Русских обвинял и духовный авторитет более крупного калибра — Солженицын. Ему было стыдно за то, что в ГУЛАГе после войны находились не только русские, но и люди других национальностей. Он пишет в своей книге «Архипелаг ГУЛАГ»: «Особенно прилегают к моей душе эстонцы и литовцы. Хотя я сижу с ними на равных правах, мне так стыдно перед ними, будто посадил их я. Неиспорченные, работящие, верные слову, недерзкие, — за что и они втянуты на перемол под те же проклятые лопасти? Никого не трогали, жили тихо, устроенно и нравственнее нас — и вот виноваты в том, что живут у нас под локтем и отгораживают от нас море. «Стыдно быть русским!» — воскликнул Герцен, когда мы душили Польшу. Вдвое стыднее быть советским перед этими незабиячливыми беззащитными народами» [49].
Благодаря гипнозу литературного таланта Солженицына читатель начинал верить, что «неиспорченные незабиячливые» эстонцы, конечно, же, попали в ГУЛАГ безвинно. Он «забывал» и о том, что на стороне немцев воевало на треть больше эстонцев, чем в Советской армии, и что из них немцы формировали самые жестокие карательные части, которые орудовали не только в Прибалтике. Стыдно быть русским! «Никого не трогали» эстонские эсэсовцы, «жили тихо, и нравственнее нас».
Во время перестройки русофобия маскировалась и под науку, в ней широко применялась «генетическая» фразеология. Гуманитарии доказывали, будто в результате революции, войн и репрессий произошло генетическое вырождение русского народа, и он по своим качествам опустился до уровня «человек биологический».

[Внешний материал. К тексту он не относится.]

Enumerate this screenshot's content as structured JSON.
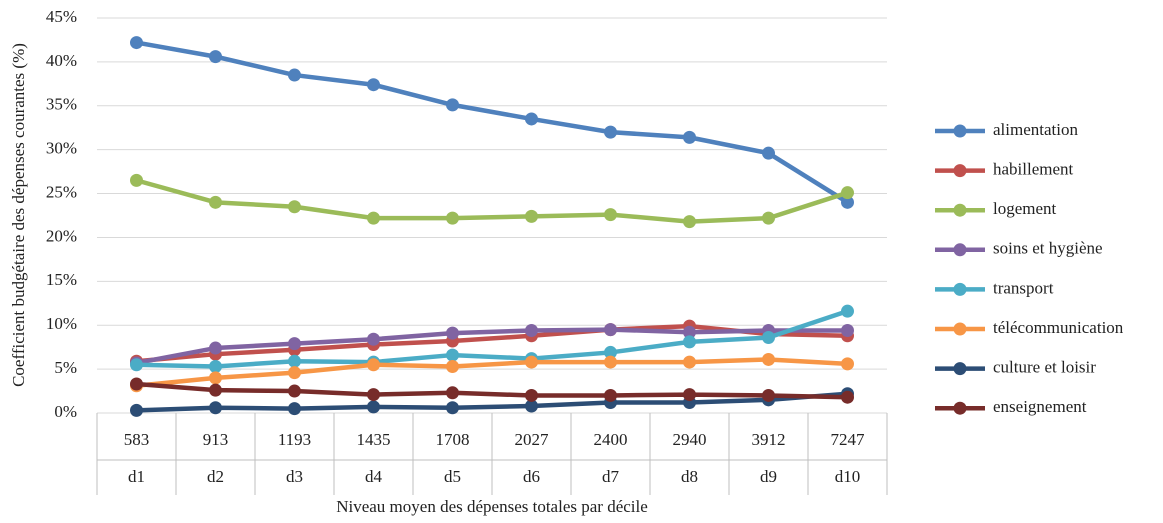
{
  "chart_data": {
    "type": "line",
    "y_label": "Coefficient budgétaire des dépenses courantes (%)",
    "x_label": "Niveau moyen des dépenses totales par décile",
    "categories": [
      "583",
      "913",
      "1193",
      "1435",
      "1708",
      "2027",
      "2400",
      "2940",
      "3912",
      "7247"
    ],
    "deciles": [
      "d1",
      "d2",
      "d3",
      "d4",
      "d5",
      "d6",
      "d7",
      "d8",
      "d9",
      "d10"
    ],
    "ylim": [
      0,
      45
    ],
    "yticks": [
      {
        "value": 0,
        "label": "0%"
      },
      {
        "value": 5,
        "label": "5%"
      },
      {
        "value": 10,
        "label": "10%"
      },
      {
        "value": 15,
        "label": "15%"
      },
      {
        "value": 20,
        "label": "20%"
      },
      {
        "value": 25,
        "label": "25%"
      },
      {
        "value": 30,
        "label": "30%"
      },
      {
        "value": 35,
        "label": "35%"
      },
      {
        "value": 40,
        "label": "40%"
      },
      {
        "value": 45,
        "label": "45%"
      }
    ],
    "grid": true,
    "legend": "right",
    "series": [
      {
        "name": "alimentation",
        "color": "#4f81bd",
        "values": [
          42.2,
          40.6,
          38.5,
          37.4,
          35.1,
          33.5,
          32.0,
          31.4,
          29.6,
          24.0
        ]
      },
      {
        "name": "habillement",
        "color": "#c0504d",
        "values": [
          5.9,
          6.7,
          7.2,
          7.8,
          8.2,
          8.8,
          9.5,
          9.9,
          9.0,
          8.8
        ]
      },
      {
        "name": "logement",
        "color": "#9bbb59",
        "values": [
          26.5,
          24.0,
          23.5,
          22.2,
          22.2,
          22.4,
          22.6,
          21.8,
          22.2,
          25.1
        ]
      },
      {
        "name": "soins et hygiène",
        "color": "#8064a2",
        "values": [
          5.7,
          7.4,
          7.9,
          8.4,
          9.1,
          9.4,
          9.5,
          9.2,
          9.4,
          9.4
        ]
      },
      {
        "name": "transport",
        "color": "#4bacc6",
        "values": [
          5.5,
          5.3,
          5.9,
          5.8,
          6.6,
          6.2,
          6.9,
          8.1,
          8.6,
          11.6
        ]
      },
      {
        "name": "télécommunication",
        "color": "#f79646",
        "values": [
          3.1,
          4.0,
          4.6,
          5.5,
          5.3,
          5.8,
          5.8,
          5.8,
          6.1,
          5.6
        ]
      },
      {
        "name": "culture et loisir",
        "color": "#2c4d75",
        "values": [
          0.3,
          0.6,
          0.5,
          0.7,
          0.6,
          0.8,
          1.2,
          1.2,
          1.5,
          2.2
        ]
      },
      {
        "name": "enseignement",
        "color": "#772c2a",
        "values": [
          3.3,
          2.6,
          2.5,
          2.1,
          2.3,
          2.0,
          2.0,
          2.1,
          2.0,
          1.8
        ]
      }
    ]
  }
}
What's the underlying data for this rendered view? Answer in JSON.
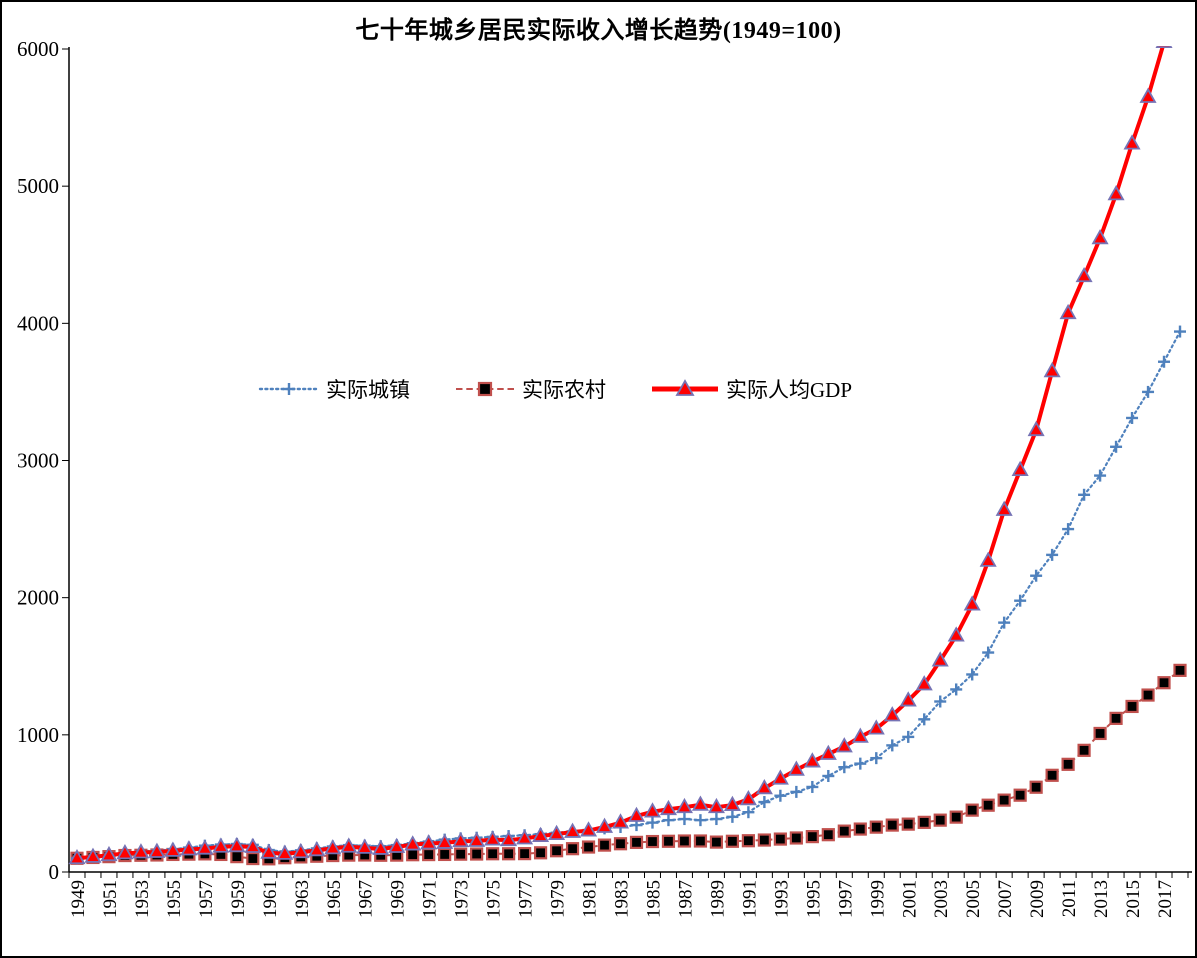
{
  "window": {
    "background": "#FFFFFF",
    "frame_border_color": "#000000"
  },
  "chart_data": {
    "type": "line",
    "title": "七十年城乡居民实际收入增长趋势(1949=100)",
    "xlabel": "",
    "ylabel": "",
    "ylim": [
      0,
      6000
    ],
    "y_tick_labels": [
      "0",
      "1000",
      "2000",
      "3000",
      "4000",
      "5000",
      "6000"
    ],
    "y_tick_values": [
      0,
      1000,
      2000,
      3000,
      4000,
      5000,
      6000
    ],
    "x_tick_label_every": 2,
    "x_tick_labels_shown": [
      "1949",
      "1951",
      "1953",
      "1955",
      "1957",
      "1959",
      "1961",
      "1963",
      "1965",
      "1967",
      "1969",
      "1971",
      "1973",
      "1975",
      "1977",
      "1979",
      "1981",
      "1983",
      "1985",
      "1987",
      "1989",
      "1991",
      "1993",
      "1995",
      "1997",
      "1999",
      "2001",
      "2003",
      "2005",
      "2007",
      "2009",
      "2011",
      "2013",
      "2015",
      "2017"
    ],
    "x_label_rotation_degrees": -90,
    "grid": false,
    "legend_position": "inside-left-middle",
    "axis_color": "#000000",
    "x": [
      1949,
      1950,
      1951,
      1952,
      1953,
      1954,
      1955,
      1956,
      1957,
      1958,
      1959,
      1960,
      1961,
      1962,
      1963,
      1964,
      1965,
      1966,
      1967,
      1968,
      1969,
      1970,
      1971,
      1972,
      1973,
      1974,
      1975,
      1976,
      1977,
      1978,
      1979,
      1980,
      1981,
      1982,
      1983,
      1984,
      1985,
      1986,
      1987,
      1988,
      1989,
      1990,
      1991,
      1992,
      1993,
      1994,
      1995,
      1996,
      1997,
      1998,
      1999,
      2000,
      2001,
      2002,
      2003,
      2004,
      2005,
      2006,
      2007,
      2008,
      2009,
      2010,
      2011,
      2012,
      2013,
      2014,
      2015,
      2016,
      2017,
      2018
    ],
    "series": [
      {
        "name": "实际城镇",
        "color": "#4F81BD",
        "line_style": "dotted",
        "line_width": 2.2,
        "marker": "plus",
        "values": [
          100,
          112,
          124,
          138,
          150,
          156,
          166,
          178,
          192,
          200,
          204,
          198,
          160,
          148,
          158,
          172,
          186,
          196,
          192,
          188,
          196,
          210,
          222,
          236,
          245,
          250,
          256,
          262,
          268,
          276,
          286,
          296,
          306,
          318,
          328,
          342,
          360,
          378,
          386,
          378,
          386,
          402,
          436,
          510,
          556,
          584,
          620,
          700,
          764,
          790,
          830,
          923,
          985,
          1113,
          1243,
          1331,
          1440,
          1600,
          1818,
          1978,
          2160,
          2312,
          2500,
          2750,
          2890,
          3100,
          3310,
          3500,
          3720,
          3940
        ]
      },
      {
        "name": "实际农村",
        "color": "#C0504D",
        "marker_fill": "#000000",
        "line_style": "dashed",
        "line_width": 2.0,
        "marker": "square",
        "values": [
          100,
          106,
          112,
          120,
          122,
          124,
          128,
          130,
          132,
          128,
          112,
          98,
          96,
          104,
          110,
          115,
          120,
          123,
          124,
          122,
          123,
          126,
          127,
          128,
          130,
          131,
          133,
          133,
          134,
          140,
          155,
          170,
          182,
          196,
          206,
          216,
          222,
          224,
          226,
          226,
          218,
          224,
          228,
          233,
          240,
          248,
          258,
          272,
          298,
          313,
          327,
          342,
          349,
          362,
          378,
          400,
          451,
          487,
          524,
          560,
          618,
          705,
          785,
          887,
          1010,
          1120,
          1207,
          1290,
          1380,
          1470
        ]
      },
      {
        "name": "实际人均GDP",
        "color": "#FF0000",
        "marker_stroke": "#7673B5",
        "line_style": "solid",
        "line_width": 4.0,
        "marker": "triangle",
        "values": [
          100,
          110,
          122,
          136,
          142,
          146,
          154,
          164,
          170,
          184,
          188,
          182,
          140,
          132,
          144,
          158,
          172,
          184,
          176,
          168,
          182,
          200,
          208,
          212,
          224,
          226,
          236,
          232,
          244,
          262,
          276,
          292,
          302,
          328,
          360,
          408,
          440,
          458,
          472,
          490,
          472,
          488,
          530,
          610,
          680,
          745,
          805,
          860,
          915,
          985,
          1045,
          1141,
          1250,
          1367,
          1541,
          1723,
          1949,
          2268,
          2639,
          2930,
          3221,
          3650,
          4074,
          4343,
          4620,
          4940,
          5310,
          5650,
          6050,
          6470
        ]
      }
    ]
  }
}
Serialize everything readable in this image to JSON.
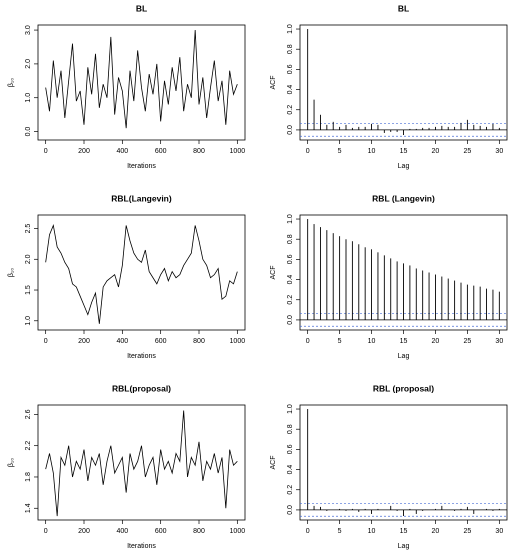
{
  "chart_data": [
    {
      "type": "line",
      "title": "BL",
      "xlabel": "Iterations",
      "ylabel": "β₁₀",
      "color": "#000000",
      "x": [
        0,
        20,
        40,
        60,
        80,
        100,
        120,
        140,
        160,
        180,
        200,
        220,
        240,
        260,
        280,
        300,
        320,
        340,
        360,
        380,
        400,
        420,
        440,
        460,
        480,
        500,
        520,
        540,
        560,
        580,
        600,
        620,
        640,
        660,
        680,
        700,
        720,
        740,
        760,
        780,
        800,
        820,
        840,
        860,
        880,
        900,
        920,
        940,
        960,
        980,
        1000
      ],
      "values": [
        1.3,
        0.6,
        2.1,
        1.0,
        1.8,
        0.4,
        1.5,
        2.6,
        0.9,
        1.2,
        0.2,
        1.9,
        1.1,
        2.3,
        0.7,
        1.4,
        1.0,
        2.8,
        0.5,
        1.6,
        1.2,
        0.1,
        1.8,
        0.9,
        2.4,
        1.3,
        0.6,
        1.7,
        1.1,
        2.0,
        0.3,
        1.5,
        0.8,
        1.9,
        1.2,
        2.2,
        0.6,
        1.4,
        1.0,
        3.0,
        0.8,
        1.6,
        0.4,
        1.3,
        2.1,
        0.9,
        1.5,
        0.2,
        1.8,
        1.1,
        1.4
      ],
      "xlim": [
        -40,
        1040
      ],
      "xticks": [
        0,
        200,
        400,
        600,
        800,
        1000
      ],
      "ylim": [
        -0.25,
        3.15
      ],
      "yticks": [
        {
          "value": 0,
          "label": "0.0"
        },
        {
          "value": 1,
          "label": "1.0"
        },
        {
          "value": 2,
          "label": "2.0"
        },
        {
          "value": 3,
          "label": "3.0"
        }
      ]
    },
    {
      "type": "stem",
      "title": "BL",
      "xlabel": "Lag",
      "ylabel": "ACF",
      "color": "#000000",
      "ci_color": "#4a6fd6",
      "ci_lines": [
        -0.063,
        0.063
      ],
      "x": [
        0,
        1,
        2,
        3,
        4,
        5,
        6,
        7,
        8,
        9,
        10,
        11,
        12,
        13,
        14,
        15,
        16,
        17,
        18,
        19,
        20,
        21,
        22,
        23,
        24,
        25,
        26,
        27,
        28,
        29,
        30
      ],
      "values": [
        1,
        0.3,
        0.15,
        0.05,
        0.08,
        0.03,
        0.05,
        0.02,
        0.03,
        0.03,
        0.06,
        0.05,
        -0.03,
        -0.02,
        -0.02,
        -0.05,
        0.01,
        0.01,
        0.02,
        0.02,
        0.03,
        0.04,
        0.03,
        0.03,
        0.07,
        0.1,
        0.05,
        0.04,
        0.03,
        0.06,
        0.02
      ],
      "xlim": [
        -1.2,
        31.2
      ],
      "xticks": [
        0,
        5,
        10,
        15,
        20,
        25,
        30
      ],
      "ylim": [
        -0.1,
        1.04
      ],
      "yticks": [
        {
          "value": 0,
          "label": "0.0"
        },
        0.2,
        0.4,
        0.6,
        0.8,
        {
          "value": 1,
          "label": "1.0"
        }
      ]
    },
    {
      "type": "line",
      "title": "RBL(Langevin)",
      "xlabel": "Iterations",
      "ylabel": "β₁₀",
      "color": "#000000",
      "x": [
        0,
        20,
        40,
        60,
        80,
        100,
        120,
        140,
        160,
        180,
        200,
        220,
        240,
        260,
        280,
        300,
        320,
        340,
        360,
        380,
        400,
        420,
        440,
        460,
        480,
        500,
        520,
        540,
        560,
        580,
        600,
        620,
        640,
        660,
        680,
        700,
        720,
        740,
        760,
        780,
        800,
        820,
        840,
        860,
        880,
        900,
        920,
        940,
        960,
        980,
        1000
      ],
      "values": [
        1.95,
        2.4,
        2.55,
        2.2,
        2.1,
        1.95,
        1.85,
        1.6,
        1.55,
        1.4,
        1.25,
        1.1,
        1.3,
        1.45,
        0.95,
        1.55,
        1.65,
        1.7,
        1.75,
        1.55,
        1.9,
        2.55,
        2.3,
        2.1,
        2.0,
        1.95,
        2.15,
        1.8,
        1.7,
        1.6,
        1.75,
        1.85,
        1.65,
        1.8,
        1.7,
        1.75,
        1.9,
        2.0,
        2.1,
        2.55,
        2.3,
        2.0,
        1.9,
        1.7,
        1.75,
        1.85,
        1.35,
        1.4,
        1.65,
        1.6,
        1.8
      ],
      "xlim": [
        -40,
        1040
      ],
      "xticks": [
        0,
        200,
        400,
        600,
        800,
        1000
      ],
      "ylim": [
        0.85,
        2.72
      ],
      "yticks": [
        {
          "value": 1,
          "label": "1.0"
        },
        1.5,
        {
          "value": 2,
          "label": "2.0"
        },
        2.5
      ]
    },
    {
      "type": "stem",
      "title": "RBL (Langevin)",
      "xlabel": "Lag",
      "ylabel": "ACF",
      "color": "#000000",
      "ci_color": "#4a6fd6",
      "ci_lines": [
        -0.063,
        0.063
      ],
      "x": [
        0,
        1,
        2,
        3,
        4,
        5,
        6,
        7,
        8,
        9,
        10,
        11,
        12,
        13,
        14,
        15,
        16,
        17,
        18,
        19,
        20,
        21,
        22,
        23,
        24,
        25,
        26,
        27,
        28,
        29,
        30
      ],
      "values": [
        1,
        0.95,
        0.92,
        0.89,
        0.86,
        0.83,
        0.8,
        0.78,
        0.75,
        0.72,
        0.7,
        0.67,
        0.64,
        0.61,
        0.58,
        0.56,
        0.54,
        0.51,
        0.49,
        0.47,
        0.45,
        0.43,
        0.41,
        0.39,
        0.37,
        0.35,
        0.34,
        0.33,
        0.31,
        0.3,
        0.28
      ],
      "xlim": [
        -1.2,
        31.2
      ],
      "xticks": [
        0,
        5,
        10,
        15,
        20,
        25,
        30
      ],
      "ylim": [
        -0.1,
        1.04
      ],
      "yticks": [
        {
          "value": 0,
          "label": "0.0"
        },
        0.2,
        0.4,
        0.6,
        0.8,
        {
          "value": 1,
          "label": "1.0"
        }
      ]
    },
    {
      "type": "line",
      "title": "RBL(proposal)",
      "xlabel": "Iterations",
      "ylabel": "β₁₀",
      "color": "#000000",
      "x": [
        0,
        20,
        40,
        60,
        80,
        100,
        120,
        140,
        160,
        180,
        200,
        220,
        240,
        260,
        280,
        300,
        320,
        340,
        360,
        380,
        400,
        420,
        440,
        460,
        480,
        500,
        520,
        540,
        560,
        580,
        600,
        620,
        640,
        660,
        680,
        700,
        720,
        740,
        760,
        780,
        800,
        820,
        840,
        860,
        880,
        900,
        920,
        940,
        960,
        980,
        1000
      ],
      "values": [
        1.9,
        2.1,
        1.85,
        1.3,
        2.05,
        1.95,
        2.2,
        1.8,
        2.0,
        1.9,
        2.15,
        1.75,
        2.05,
        1.95,
        2.1,
        1.7,
        2.0,
        2.2,
        1.85,
        1.95,
        2.05,
        1.6,
        2.1,
        1.9,
        2.0,
        2.2,
        1.8,
        1.95,
        2.05,
        1.7,
        2.15,
        1.9,
        2.0,
        1.85,
        2.1,
        2.0,
        2.65,
        1.8,
        2.05,
        1.95,
        2.25,
        1.75,
        2.0,
        1.9,
        2.1,
        1.85,
        2.05,
        1.4,
        2.15,
        1.95,
        2.0
      ],
      "xlim": [
        -40,
        1040
      ],
      "xticks": [
        0,
        200,
        400,
        600,
        800,
        1000
      ],
      "ylim": [
        1.25,
        2.72
      ],
      "yticks": [
        1.4,
        1.8,
        2.2,
        2.6
      ]
    },
    {
      "type": "stem",
      "title": "RBL (proposal)",
      "xlabel": "Lag",
      "ylabel": "ACF",
      "color": "#000000",
      "ci_color": "#4a6fd6",
      "ci_lines": [
        -0.063,
        0.063
      ],
      "x": [
        0,
        1,
        2,
        3,
        4,
        5,
        6,
        7,
        8,
        9,
        10,
        11,
        12,
        13,
        14,
        15,
        16,
        17,
        18,
        19,
        20,
        21,
        22,
        23,
        24,
        25,
        26,
        27,
        28,
        29,
        30
      ],
      "values": [
        1,
        0.04,
        0.03,
        -0.01,
        0.0,
        0.01,
        -0.01,
        0.01,
        -0.02,
        0.01,
        -0.04,
        0.01,
        0.0,
        0.04,
        -0.01,
        -0.06,
        0.01,
        -0.04,
        -0.01,
        0.0,
        0.01,
        0.04,
        0.0,
        -0.01,
        0.01,
        0.03,
        -0.04,
        0.0,
        0.01,
        -0.01,
        0.01
      ],
      "xlim": [
        -1.2,
        31.2
      ],
      "xticks": [
        0,
        5,
        10,
        15,
        20,
        25,
        30
      ],
      "ylim": [
        -0.1,
        1.04
      ],
      "yticks": [
        {
          "value": 0,
          "label": "0.0"
        },
        0.2,
        0.4,
        0.6,
        0.8,
        {
          "value": 1,
          "label": "1.0"
        }
      ]
    }
  ]
}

Видный социолог В. Шубкин дает в «Новом мире» такие определения: Человек биологический — «существо, озабоченное удовлетворением своих потребностей… речь идет о еде, одежде, жилище, воспроизводстве своего рода». Человек социальный — он «непрерывно, словно четки, перебирает варианты: это выгодно, это не выгодно… Если такой тип не нарушает какие-то нормы, то лишь потому, что боится наказания», у него «как видно, нет внутренних ограничений, можно сказать, что он лишен совести». Человек духовный — «это, если говорить кратко, по старому, человек с совестью. Иначе говоря, со способностью различать добро и зло».